Smartcards are the safest of the common options as far as I know. And if only password or only smardcard is compromised by hacker, the system is safe. Both are needed to authenticate.
What this article is trying to point out is that 2FA as a concept only stops some kind of attacks, but does not prevent all kind of attacks. Furthermore, 2FA has to still be implemented, which leaves the same problems as any other security software. The implementation may be badly designed or have bugs, that have nothing to do with the 2FA itself. It is like RSA being secure but openssl being vulnerable to heart-bleed. RSA is secure but just because you are using it does not mean there is not another problem.
Here is a quick and likely incomplete list of examples what 2FA does not protect you from:
- MITM - An attacker listening in on the line and intercepting your connection. SSL should be used to prevent this, 2FA does not do it.
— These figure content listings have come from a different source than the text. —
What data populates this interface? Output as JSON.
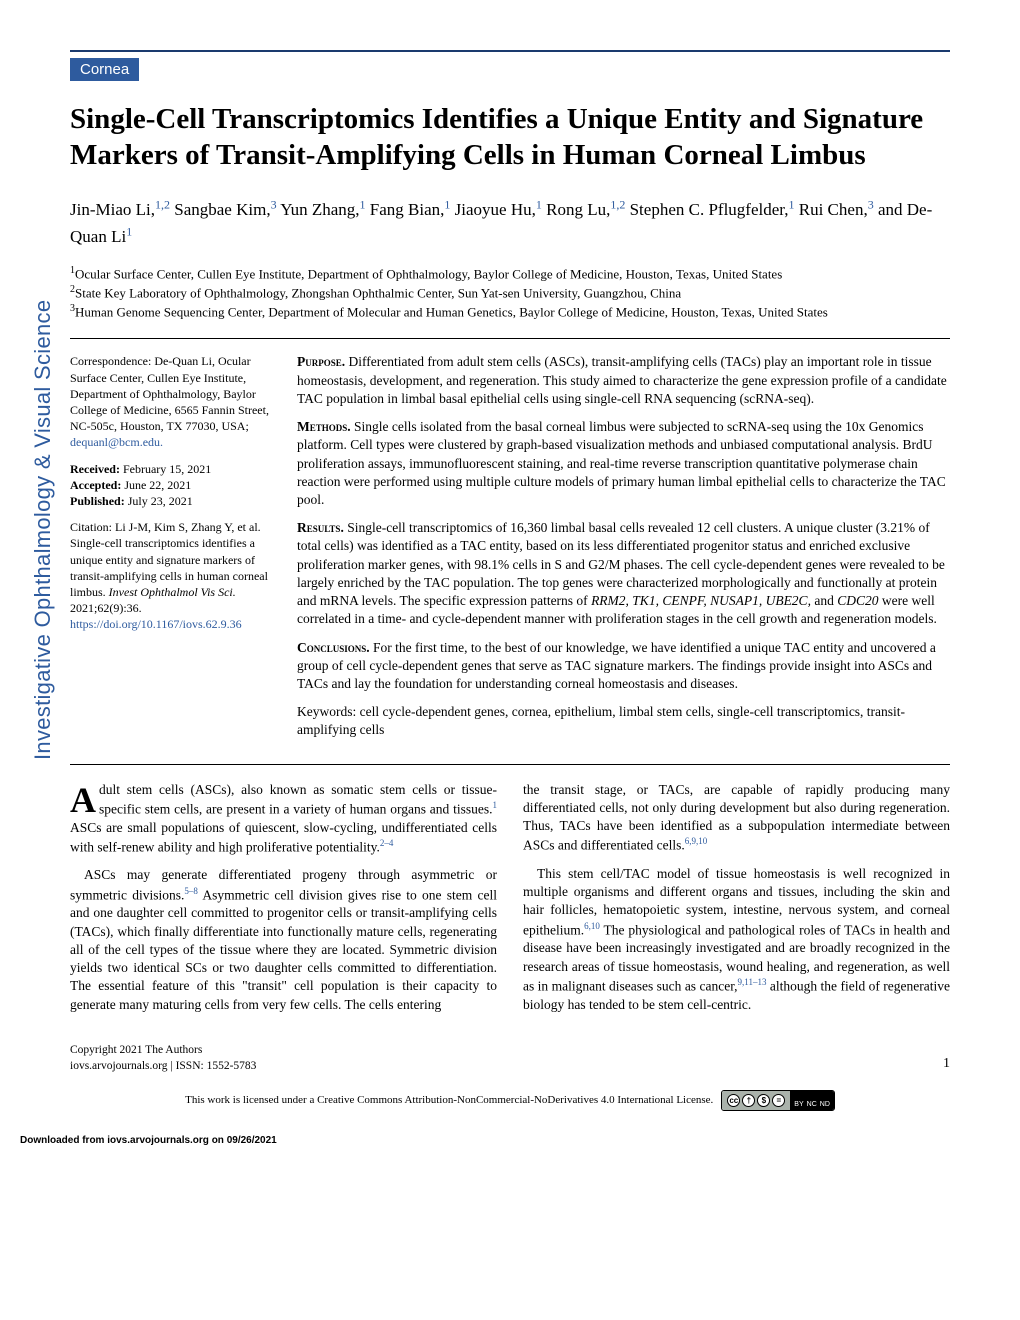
{
  "journal_vertical": "Investigative Ophthalmology & Visual Science",
  "category": "Cornea",
  "title": "Single-Cell Transcriptomics Identifies a Unique Entity and Signature Markers of Transit-Amplifying Cells in Human Corneal Limbus",
  "authors": [
    {
      "name": "Jin-Miao Li,",
      "aff": "1,2"
    },
    {
      "name": "Sangbae Kim,",
      "aff": "3"
    },
    {
      "name": "Yun Zhang,",
      "aff": "1"
    },
    {
      "name": "Fang Bian,",
      "aff": "1"
    },
    {
      "name": "Jiaoyue Hu,",
      "aff": "1"
    },
    {
      "name": "Rong Lu,",
      "aff": "1,2"
    },
    {
      "name": "Stephen C. Pflugfelder,",
      "aff": "1"
    },
    {
      "name": "Rui Chen,",
      "aff": "3"
    },
    {
      "name": "and De-Quan Li",
      "aff": "1"
    }
  ],
  "affiliations": [
    {
      "num": "1",
      "text": "Ocular Surface Center, Cullen Eye Institute, Department of Ophthalmology, Baylor College of Medicine, Houston, Texas, United States"
    },
    {
      "num": "2",
      "text": "State Key Laboratory of Ophthalmology, Zhongshan Ophthalmic Center, Sun Yat-sen University, Guangzhou, China"
    },
    {
      "num": "3",
      "text": "Human Genome Sequencing Center, Department of Molecular and Human Genetics, Baylor College of Medicine, Houston, Texas, United States"
    }
  ],
  "correspondence": {
    "label": "Correspondence:",
    "text": "De-Quan Li, Ocular Surface Center, Cullen Eye Institute, Department of Ophthalmology, Baylor College of Medicine, 6565 Fannin Street, NC-505c, Houston, TX 77030, USA;",
    "email": "dequanl@bcm.edu."
  },
  "dates": {
    "received_label": "Received:",
    "received": "February 15, 2021",
    "accepted_label": "Accepted:",
    "accepted": "June 22, 2021",
    "published_label": "Published:",
    "published": "July 23, 2021"
  },
  "citation": {
    "text": "Citation: Li J-M, Kim S, Zhang Y, et al. Single-cell transcriptomics identifies a unique entity and signature markers of transit-amplifying cells in human corneal limbus. ",
    "journal": "Invest Ophthalmol Vis Sci.",
    "ref": " 2021;62(9):36.",
    "doi": "https://doi.org/10.1167/iovs.62.9.36"
  },
  "abstract": {
    "purpose_h": "Purpose.",
    "purpose": " Differentiated from adult stem cells (ASCs), transit-amplifying cells (TACs) play an important role in tissue homeostasis, development, and regeneration. This study aimed to characterize the gene expression profile of a candidate TAC population in limbal basal epithelial cells using single-cell RNA sequencing (scRNA-seq).",
    "methods_h": "Methods.",
    "methods": " Single cells isolated from the basal corneal limbus were subjected to scRNA-seq using the 10x Genomics platform. Cell types were clustered by graph-based visualization methods and unbiased computational analysis. BrdU proliferation assays, immunofluorescent staining, and real-time reverse transcription quantitative polymerase chain reaction were performed using multiple culture models of primary human limbal epithelial cells to characterize the TAC pool.",
    "results_h": "Results.",
    "results": " Single-cell transcriptomics of 16,360 limbal basal cells revealed 12 cell clusters. A unique cluster (3.21% of total cells) was identified as a TAC entity, based on its less differentiated progenitor status and enriched exclusive proliferation marker genes, with 98.1% cells in S and G2/M phases. The cell cycle-dependent genes were revealed to be largely enriched by the TAC population. The top genes were characterized morphologically and functionally at protein and mRNA levels. The specific expression patterns of ",
    "results_genes": "RRM2, TK1, CENPF, NUSAP1, UBE2C,",
    "results2": " and ",
    "results_gene2": "CDC20",
    "results3": " were well correlated in a time- and cycle-dependent manner with proliferation stages in the cell growth and regeneration models.",
    "conclusions_h": "Conclusions.",
    "conclusions": " For the first time, to the best of our knowledge, we have identified a unique TAC entity and uncovered a group of cell cycle-dependent genes that serve as TAC signature markers. The findings provide insight into ASCs and TACs and lay the foundation for understanding corneal homeostasis and diseases.",
    "keywords": "Keywords: cell cycle-dependent genes, cornea, epithelium, limbal stem cells, single-cell transcriptomics, transit-amplifying cells"
  },
  "body": {
    "col1_p1_drop": "A",
    "col1_p1": "dult stem cells (ASCs), also known as somatic stem cells or tissue-specific stem cells, are present in a variety of human organs and tissues.",
    "col1_p1_ref1": "1",
    "col1_p1b": " ASCs are small populations of quiescent, slow-cycling, undifferentiated cells with self-renew ability and high proliferative potentiality.",
    "col1_p1_ref2": "2–4",
    "col1_p2a": "ASCs may generate differentiated progeny through asymmetric or symmetric divisions.",
    "col1_p2_ref": "5–8",
    "col1_p2b": " Asymmetric cell division gives rise to one stem cell and one daughter cell committed to progenitor cells or transit-amplifying cells (TACs), which finally differentiate into functionally mature cells, regenerating all of the cell types of the tissue where they are located. Symmetric division yields two identical SCs or two daughter cells committed to differentiation. The essential feature of this \"transit\" cell population is their capacity to generate many maturing cells from very few cells. The cells entering",
    "col2_p1": "the transit stage, or TACs, are capable of rapidly producing many differentiated cells, not only during development but also during regeneration. Thus, TACs have been identified as a subpopulation intermediate between ASCs and differentiated cells.",
    "col2_p1_ref": "6,9,10",
    "col2_p2a": "This stem cell/TAC model of tissue homeostasis is well recognized in multiple organisms and different organs and tissues, including the skin and hair follicles, hematopoietic system, intestine, nervous system, and corneal epithelium.",
    "col2_p2_ref1": "6,10",
    "col2_p2b": " The physiological and pathological roles of TACs in health and disease have been increasingly investigated and are broadly recognized in the research areas of tissue homeostasis, wound healing, and regeneration, as well as in malignant diseases such as cancer,",
    "col2_p2_ref2": "9,11–13",
    "col2_p2c": " although the field of regenerative biology has tended to be stem cell-centric."
  },
  "footer": {
    "copyright": "Copyright 2021 The Authors",
    "site": "iovs.arvojournals.org | ISSN: 1552-5783",
    "page": "1",
    "license": "This work is licensed under a Creative Commons Attribution-NonCommercial-NoDerivatives 4.0 International License.",
    "cc_labels": [
      "BY",
      "NC",
      "ND"
    ]
  },
  "download": "Downloaded from iovs.arvojournals.org on 09/26/2021"
}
- Fake website - an attacker making a same looking site and tricking the user to log in to it, then forwarding the credentials (both smartcard and password) to the real site. The attacker can only attack at this time while with password, he could save it for later.
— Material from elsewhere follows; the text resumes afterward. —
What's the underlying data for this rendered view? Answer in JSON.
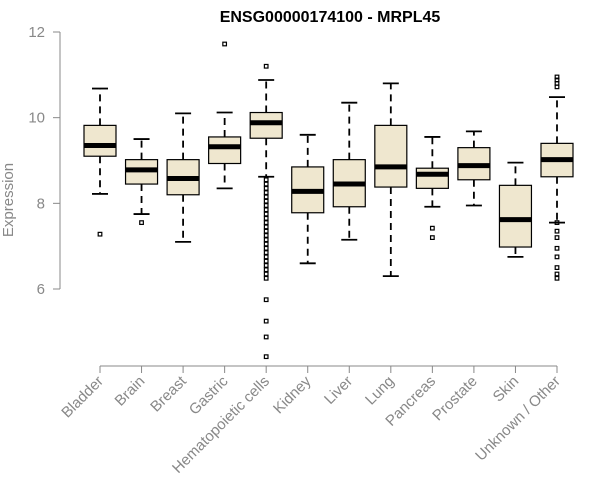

- Compromise of the server - 2FA does not help at all if your underlying server gets compromised, for example with a bug like hartbleed as was mentioned.
- Physical attack - 2FA does next to nothing to stop an attacker with physical access to the machine.
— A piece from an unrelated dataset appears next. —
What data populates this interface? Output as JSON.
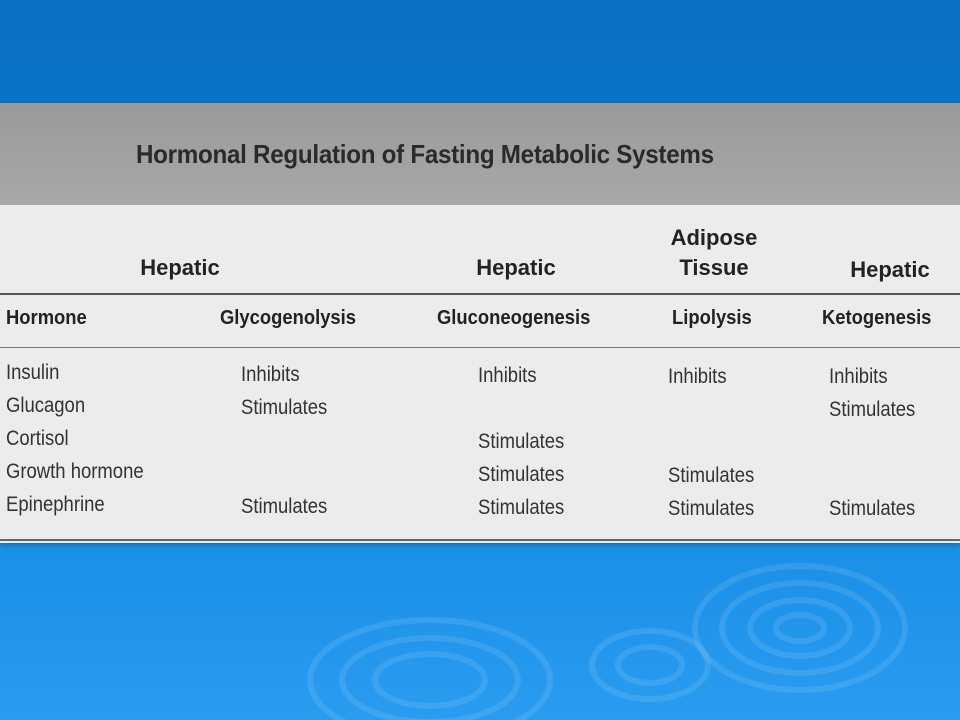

- Attack on recovery method - Such as reset passwod/smartcard by mail. If there is such a recovery option, it can be often abused. This goes both for automated ones and manual ones done by human (social engineering).
- Social engineering on an admin - An attacker may try to convince an admin that they lost their smartcard and they need it reset or disabled to log in.
In conclusion, 2FA is useful but it has to be used in conjunction with other security measures. It is not a single solution for all your problems. I strongly recommend getting a professional to design your security strategy.
Note that some of these might be prevented by advanced designs of 2FA but are not by common ones.